Tuesday, September 12, 2023

Half a Brain is All I Need

(Part of) our brain is in the Cloud
In 2018 I tried to buy the maximum memory of 512GB for a new iPhone XS Max but had to settle for the 256GB model in inventory.

Five years later the XS Max is only 40% filled. I didn't create as many files or download as many apps as I thought I would, but the main reason the extra storage is unnecessary is that I've transferred most of the files to Apple's iCloud. (Our subscription costs $9.99 per month for 2TB, which can be shared among the family.)

The larger iPhone capacity was unnecessary because some of the tasks could be offloaded to Apple's network.

It turns out that there's a biological parallel: the human brain has shrunk over the past 5,000 years. [bold added]
But a growing body of evidence suggests our brains recently changed in an unexpected way: They diminished in size sometime following the end of the last Ice Age.

“Most people think of brain evolution happening in this linear way. It grows, plateaus and stops,” said Jeremy DeSilva, a professor of paleoanthropology at Dartmouth College. “But we’ve lost brain tissue equal to the volume of a lime—it isn’t a tiny little sliver we’re talking about.”

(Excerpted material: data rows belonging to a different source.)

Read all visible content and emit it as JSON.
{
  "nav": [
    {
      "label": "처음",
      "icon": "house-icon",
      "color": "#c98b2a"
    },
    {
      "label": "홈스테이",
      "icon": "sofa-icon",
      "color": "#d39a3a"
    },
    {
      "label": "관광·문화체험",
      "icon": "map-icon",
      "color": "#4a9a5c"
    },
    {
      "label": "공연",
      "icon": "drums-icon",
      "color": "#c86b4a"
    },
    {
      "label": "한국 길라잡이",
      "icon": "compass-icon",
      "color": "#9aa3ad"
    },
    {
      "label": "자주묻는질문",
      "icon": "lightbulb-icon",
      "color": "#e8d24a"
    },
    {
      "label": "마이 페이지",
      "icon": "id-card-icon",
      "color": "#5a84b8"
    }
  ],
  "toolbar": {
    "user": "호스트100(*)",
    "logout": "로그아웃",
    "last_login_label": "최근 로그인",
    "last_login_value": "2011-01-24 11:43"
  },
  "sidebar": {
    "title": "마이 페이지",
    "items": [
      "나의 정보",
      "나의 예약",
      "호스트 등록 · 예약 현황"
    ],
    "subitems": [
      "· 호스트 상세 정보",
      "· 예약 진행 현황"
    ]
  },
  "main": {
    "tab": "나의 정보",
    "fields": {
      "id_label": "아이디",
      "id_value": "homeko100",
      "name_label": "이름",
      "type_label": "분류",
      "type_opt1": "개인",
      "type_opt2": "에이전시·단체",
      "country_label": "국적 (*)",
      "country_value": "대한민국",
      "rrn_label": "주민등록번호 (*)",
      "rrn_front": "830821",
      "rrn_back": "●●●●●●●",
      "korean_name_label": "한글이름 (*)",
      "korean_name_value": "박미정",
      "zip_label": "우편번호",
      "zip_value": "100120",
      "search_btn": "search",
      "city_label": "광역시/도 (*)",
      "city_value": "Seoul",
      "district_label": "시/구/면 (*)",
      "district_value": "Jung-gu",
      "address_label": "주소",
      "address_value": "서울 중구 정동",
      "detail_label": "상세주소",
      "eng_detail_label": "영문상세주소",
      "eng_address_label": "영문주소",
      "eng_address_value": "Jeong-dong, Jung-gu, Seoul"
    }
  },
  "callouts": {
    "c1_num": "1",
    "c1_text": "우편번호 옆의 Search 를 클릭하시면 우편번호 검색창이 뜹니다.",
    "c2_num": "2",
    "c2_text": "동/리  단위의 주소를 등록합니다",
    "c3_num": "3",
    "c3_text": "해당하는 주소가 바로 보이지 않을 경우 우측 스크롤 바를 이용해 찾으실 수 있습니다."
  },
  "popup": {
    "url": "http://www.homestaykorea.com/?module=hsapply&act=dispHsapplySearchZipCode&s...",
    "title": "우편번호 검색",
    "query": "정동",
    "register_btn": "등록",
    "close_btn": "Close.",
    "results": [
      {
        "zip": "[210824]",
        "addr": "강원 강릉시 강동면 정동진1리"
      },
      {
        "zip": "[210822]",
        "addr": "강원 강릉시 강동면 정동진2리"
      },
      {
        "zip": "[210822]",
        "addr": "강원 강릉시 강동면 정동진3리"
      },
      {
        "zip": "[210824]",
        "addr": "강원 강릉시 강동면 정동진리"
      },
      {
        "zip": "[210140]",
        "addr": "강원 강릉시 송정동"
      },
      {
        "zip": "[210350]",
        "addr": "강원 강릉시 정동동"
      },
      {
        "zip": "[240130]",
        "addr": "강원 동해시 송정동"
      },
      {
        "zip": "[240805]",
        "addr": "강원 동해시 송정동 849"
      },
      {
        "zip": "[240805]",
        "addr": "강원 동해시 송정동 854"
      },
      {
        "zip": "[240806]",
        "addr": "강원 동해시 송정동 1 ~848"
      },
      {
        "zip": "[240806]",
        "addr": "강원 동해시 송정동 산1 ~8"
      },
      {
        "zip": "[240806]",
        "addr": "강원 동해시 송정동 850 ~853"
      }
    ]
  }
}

The precise timing of that post-Ice Age brain shrink has remained a mystery until now. A group of researchers led by DeSilva used a mixture of fossil and modern specimen data to pinpoint that this loss of gray matter happened between 3,000 to 5,000 years ago, according to research published in June in the journal Frontiers in Ecology and Evolution.

Many anthropologists had initially posited the changes coincided with the advent of agricultural practices around 10,000 years ago, and a global shift away from hunting and gathering.

The more-recent dates from DeSilva’s group point to booming eras for ancient civilizations in North Africa, the Middle East and South America—complex societies that they think may have played a role in the shrinkage.

They hypothesized that human societies got so cooperatively organized in the past 3,000 years that we began relying on what researchers call collective intelligence.

“It is the idea that a group of people is smarter than the smartest person in the group,” said James Traniello, a biology professor at Boston University and one of DeSilva’s co-authors. “So basically, if you live in a group, you solve problems more rapidly, more efficiently and more accurately than what’s possible for any individual.”

Traniello said the inspiration for applying this idea to why human brains may have shrunk came from “ultrasocial” insects such as ants. Ants form highly cooperative societies in which division of labor has favored smaller-brained individuals due to an advanced level of social organization.

The researchers suggested that perhaps our need to maintain a large brain—to keep track of information about food, social relationships, predators and our environment—has also relaxed in the past few millennia because we could store information externally in other members of our social circles, towns and groups.
We don't have to hunt to survive, so it's logical that our senses--and the related parts of the brain--don't have to be as acute as they once were. Nor do we have to store as much knowledge in our head when we can rely on other people, books, and the World Wide Web. The extra brain cells are not needed.

However, I'm still going to try to get the 1TB version of the iPhone 15 Pro Max.